Colour - vitiligo (autoimmune depigmentation)
Hair - alopecia areata (autoimmune hair loss)
Wrinkling - uv-induced abnormalities (sun burn, skin ageing, skin cancers).
What is the stratum corneum made of?
Dead squamous epithelia that will flake off.
What are the five layers of skin?
Stratum corneum (horny layer), granular layer, prickle cell layer, basal layer and dermis.
What are keratins?
Heterodimeric fibrous proteins which contribute to the strength of the epidermis. They're the main constituents of hair and nail.
What cells in the skin undergo mitosis?
Keratinocytes, their daughter cells move upwards and have terminal differentiation so lose the ability to divide.
What makes up the granular layer of the epidermis?
Keratohyalin granules. Keratins, fibrous proteins and enzymes.
What is the horny layer/ stratum corneum made up of?
Layers of flattened corneocytes.
What is the transit time of keratinocytes from basal layer to stratum corneum?
What are melanocytes and langerhan cells? (Their origin, where they're found, how they're seen, what their function is).
Dendritic cells, melanocytes of neural crest origin and langerhan cells of bone marrow origin. Both cant be seen histologically without special stains. Melanocytes are in the basal layer of the epidermis and produce melanin that give the skin colour, the more melanin produced, the more tanned the skin. Langerhan cells are scattered through the prickle cell layer and present antigens to T lymphocytes so are involved in the immune response.
What stain is needed to view Langerhan cells and melanocytes histologically?
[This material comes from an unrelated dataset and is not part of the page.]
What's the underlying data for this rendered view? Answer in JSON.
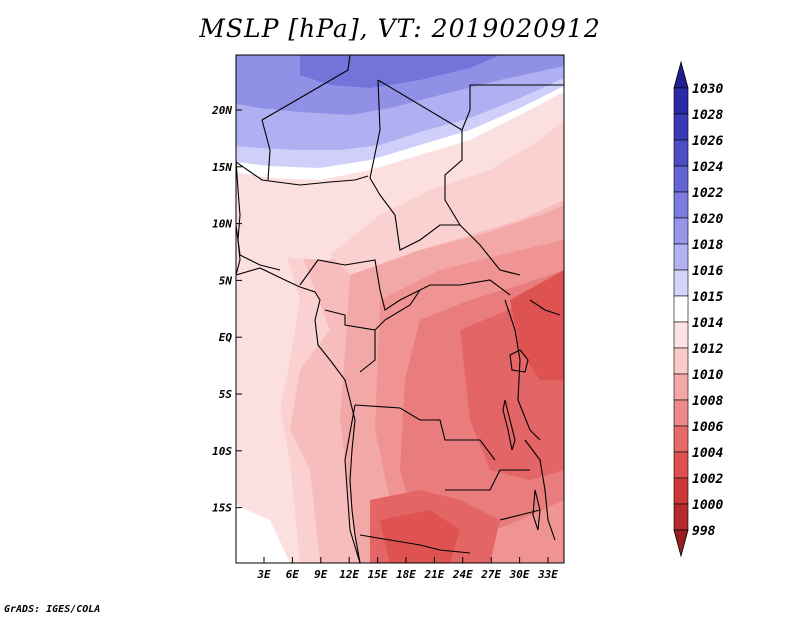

S100 monoclonal antibody staining.
What is noticeable about photomicrographs of palmar skin?
The horny layer is really thick and there are no hair follicles. The prickle cell layer is also very thick.
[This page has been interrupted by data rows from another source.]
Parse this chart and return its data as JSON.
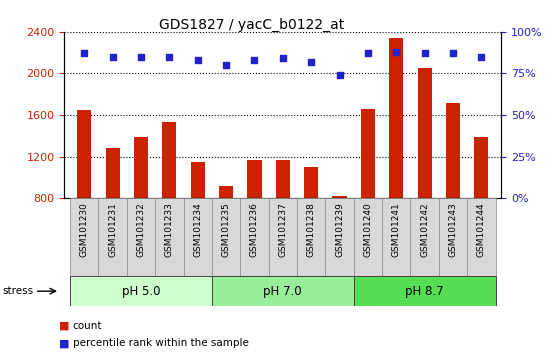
{
  "title": "GDS1827 / yacC_b0122_at",
  "samples": [
    "GSM101230",
    "GSM101231",
    "GSM101232",
    "GSM101233",
    "GSM101234",
    "GSM101235",
    "GSM101236",
    "GSM101237",
    "GSM101238",
    "GSM101239",
    "GSM101240",
    "GSM101241",
    "GSM101242",
    "GSM101243",
    "GSM101244"
  ],
  "counts": [
    1650,
    1280,
    1390,
    1530,
    1150,
    920,
    1170,
    1170,
    1100,
    820,
    1660,
    2340,
    2050,
    1720,
    1390
  ],
  "percentiles": [
    87,
    85,
    85,
    85,
    83,
    80,
    83,
    84,
    82,
    74,
    87,
    88,
    87,
    87,
    85
  ],
  "ylim_left": [
    800,
    2400
  ],
  "ylim_right": [
    0,
    100
  ],
  "yticks_left": [
    800,
    1200,
    1600,
    2000,
    2400
  ],
  "yticks_right": [
    0,
    25,
    50,
    75,
    100
  ],
  "groups": [
    {
      "label": "pH 5.0",
      "start": 0,
      "end": 5,
      "color": "#ccffcc"
    },
    {
      "label": "pH 7.0",
      "start": 5,
      "end": 10,
      "color": "#99ee99"
    },
    {
      "label": "pH 8.7",
      "start": 10,
      "end": 15,
      "color": "#55dd55"
    }
  ],
  "bar_color": "#cc2200",
  "dot_color": "#2222cc",
  "bar_width": 0.5,
  "grid_color": "#000000",
  "bg_color": "#ffffff",
  "tick_label_color": "#000000",
  "left_axis_color": "#cc2200",
  "right_axis_color": "#2222cc",
  "legend_items": [
    {
      "label": "count",
      "color": "#cc2200"
    },
    {
      "label": "percentile rank within the sample",
      "color": "#2222cc"
    }
  ],
  "stress_label": "stress"
}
What is noticeable about the photomicrograph of scalp skin?
The stratum corneum flakes off as dandruff, there are lots of hair follicles and sebaceous glands.
What is psoriasis?
Abnormal epidermal growth and differentiation that affects 2% of the population.
What causes psoriasis?
Could be to do with genetics but not known yet. Extreme proliferation of epidermal basal layer and thickening of the prickle cell layer with excess stratum corneum cells (scaling). The cells have a week long cycle rather than 30-40 day cycle.
What is a possible treatment of psoriasis?
UV photo therapy.
What is allergic contact dermitis mediated by?
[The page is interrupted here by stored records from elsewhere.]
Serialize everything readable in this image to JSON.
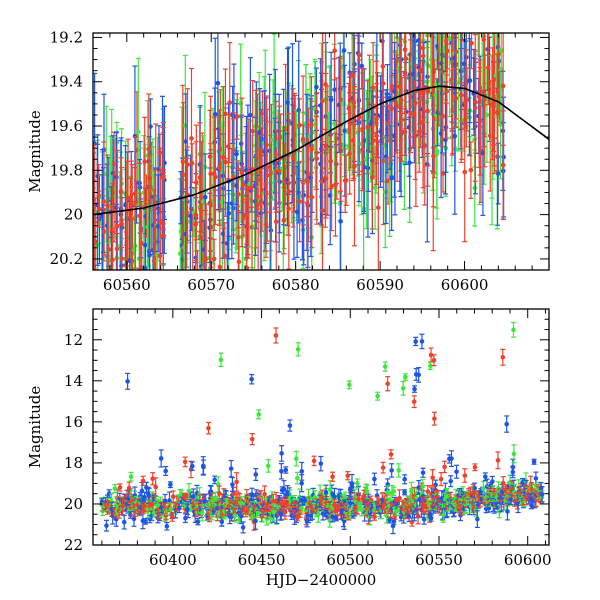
{
  "colors": {
    "green": "#3ee63e",
    "blue": "#1f55e6",
    "red": "#f0412c",
    "model": "#000000"
  },
  "chart_data": [
    {
      "type": "scatter",
      "panel": "top",
      "title": "",
      "xlabel": "",
      "ylabel": "Magnitude",
      "xlim": [
        60556,
        60610
      ],
      "ylim": [
        20.25,
        19.18
      ],
      "y_inverted": true,
      "xticks": [
        60560,
        60570,
        60580,
        60590,
        60600
      ],
      "xtick_labels": [
        "60560",
        "60570",
        "60580",
        "60590",
        "60600"
      ],
      "yticks": [
        19.2,
        19.4,
        19.6,
        19.8,
        20,
        20.2
      ],
      "ytick_labels": [
        "19.2",
        "19.4",
        "19.6",
        "19.8",
        "20",
        "20.2"
      ],
      "series": [
        {
          "color": "green",
          "marker": "point-with-errorbar"
        },
        {
          "color": "blue",
          "marker": "point-with-errorbar"
        },
        {
          "color": "red",
          "marker": "point-with-errorbar"
        },
        {
          "color": "model",
          "marker": "line",
          "x": [
            60556,
            60562,
            60568,
            60574,
            60580,
            60586,
            60590,
            60594,
            60597,
            60600,
            60604,
            60610
          ],
          "y": [
            20.0,
            19.97,
            19.91,
            19.82,
            19.71,
            19.58,
            19.5,
            19.44,
            19.42,
            19.43,
            19.49,
            19.66
          ]
        }
      ],
      "grid": false
    },
    {
      "type": "scatter",
      "panel": "bottom",
      "title": "",
      "xlabel": "HJD−2400000",
      "ylabel": "Magnitude",
      "xlim": [
        60355,
        60612
      ],
      "ylim": [
        22,
        10.5
      ],
      "y_inverted": true,
      "xticks": [
        60400,
        60450,
        60500,
        60550,
        60600
      ],
      "xtick_labels": [
        "60400",
        "60450",
        "60500",
        "60550",
        "60600"
      ],
      "yticks": [
        12,
        14,
        16,
        18,
        20,
        22
      ],
      "ytick_labels": [
        "12",
        "14",
        "16",
        "18",
        "20",
        "22"
      ],
      "series": [
        {
          "color": "green",
          "marker": "point-with-errorbar"
        },
        {
          "color": "blue",
          "marker": "point-with-errorbar"
        },
        {
          "color": "red",
          "marker": "point-with-errorbar"
        }
      ],
      "grid": false
    }
  ]
}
What is a malignant melanoma?
Malignant growth if melanocytes.
What is vitiligo?
Autoimmune destruction of melanocytes.
What causes hairs to go grey with age?
Melanocytes not functioning in hair follicles with age.
What affects the prognosis of malignant melanoma?
Whether it has gone through the epidermal basement membrane. If it hasn't, the prognosis is good, if it has, the prognosis is bad.
What makes up the extracellular matrix of the dermis?
Collagens, elastin and other extracellular matrix components.
What are the components of the dermis?
Blood vessels, lymphatic vessels, mast cell, nerves and extracellular matrix.
What are keloids caused by?
Excess scar tissue productions following wounding.
How do blood vessels in different layers of the skin differ?
In the superficial dermis, there are smaller blood vessels. In the deeper dermis there are larger blood vessels.
What causes the birth defect 'port wine stain'?
Congenital malformation of dermal blood vessels.
What causes allergic reactions?
Histamine released from cytoplasmic granules in mast cells, caused increased vascular permeability and leakage of plasma into exactravascular sites causing oedema.
What causes acne?
Sebaceous glands getting obstructed, increased serum production and infection.
What is hyperhidrosis?
Increased swearing especially on the palms and soles.
What are apocrine sweat glands?
Large sweat glands abundant in axial law, genital and submammary areas.
What are the four major function of the skin?
Barrier, sensation, thermoregulation and psychosexual communication.
How does the skin act as a barrier?
The outer epidermis prevents per cutaneous absorption of exogenous substances. It can be overcome during percutaneous absorption of drugs or in some diseases.
What does poor barrier function of the skin lead to?
Loss of fluid, protein, other nutrients and heat. Also excessive absorption of exogenous agents like drugs.
What causes loss of the sensation function of the skin?
Leprosy and diabetic sensory neuropathy.
How does the skin act as a thermoregulator?
Vascular thermoregulation (dilation of skin blood vessels leads to heat loss and constriction leads to heat gain) and thermoregulatory eccrine sweating (evaporation of eccrine sweat causes cooling).